De acordo com o Estatuto dos Deputados, o pedido de autorização “é apresentado pelo juiz competente em documento dirigido ao Presidente da Assembleia da República”. Neste caso, o pedido não é feito por um juiz porque é o deputado que se antecipou no pedido, perante notícias que davam conta que este iria ser constituído arguido no âmbito do processo de corrupção dos vistos Gold.

Ainda de acordo com as normas constitucionais, as imunidades dos deputados são consideradas instrumento objetivo de defesa da própria Assembleia da República e só só podem ser invocadas quando indispensáveis à plena independência ou ao exercício de cargos nas condições mais adequadas.

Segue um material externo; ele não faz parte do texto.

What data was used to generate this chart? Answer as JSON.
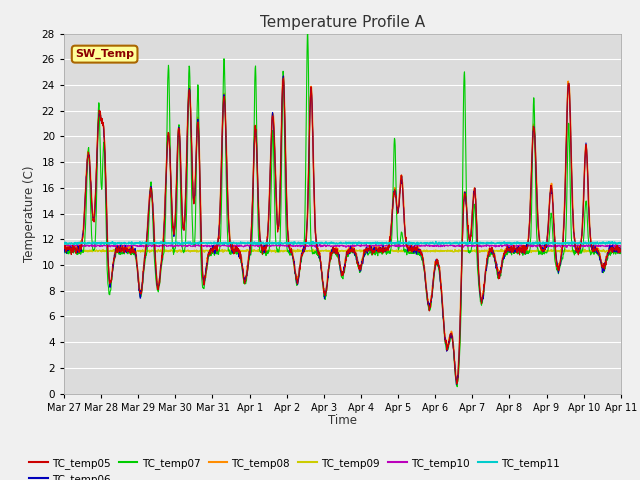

De acordo com o Estatuto dos Deputados, nenhum deputado pode ser “detido ou preso sem autorização da Assembleia, salvo por crime doloso a que corresponda pena de prisão cujo limite máximo seja superior a três anos e em flagrante delito”. Os deputados não podem ser ouvidos como declarantes nem como arguidos sem autorização da Assembleia, “sendo obrigatória a decisão de autorização, no segundo caso, quando houver fortes indícios de prática de crime doloso a que corresponda pena de prisão cujo limite máximo seja superior a três anos”.

O pedido de Miguel Macedo, entregue no início da semana à presidente da Assembleia da República, será analisado esta sexta-feira de manhã em sede de comissão de Ética.

Macedo demitiu-se do Governo em novembro por ter a “autoridade política diminuída” e dizendo querer com aquela atitude “defender o Governo, a autoridade do Estado e a credibilidade das instituições”. Sublinhando nada ter a ver com o processo dos vistos dourados, admitiu que no plano político um ministro com a tutela das polícias não poderia continuar a exercer a função depois de a justiça ter constituído arguidos por corrupção na sua dependência hierárquica.

Depois disso, foi noticiado que o ministro foi apanhado em escutas telefónicas no âmbito dos vistos Gold a falar com o ex-presidente do Instituto de Registos e Notariado, agora detido.

Nas últimas semanas, Macedo afirmou por várias vezes estar disposto a prestar esclarecimentos ao Ministério Público, mas ainda não foi chamado.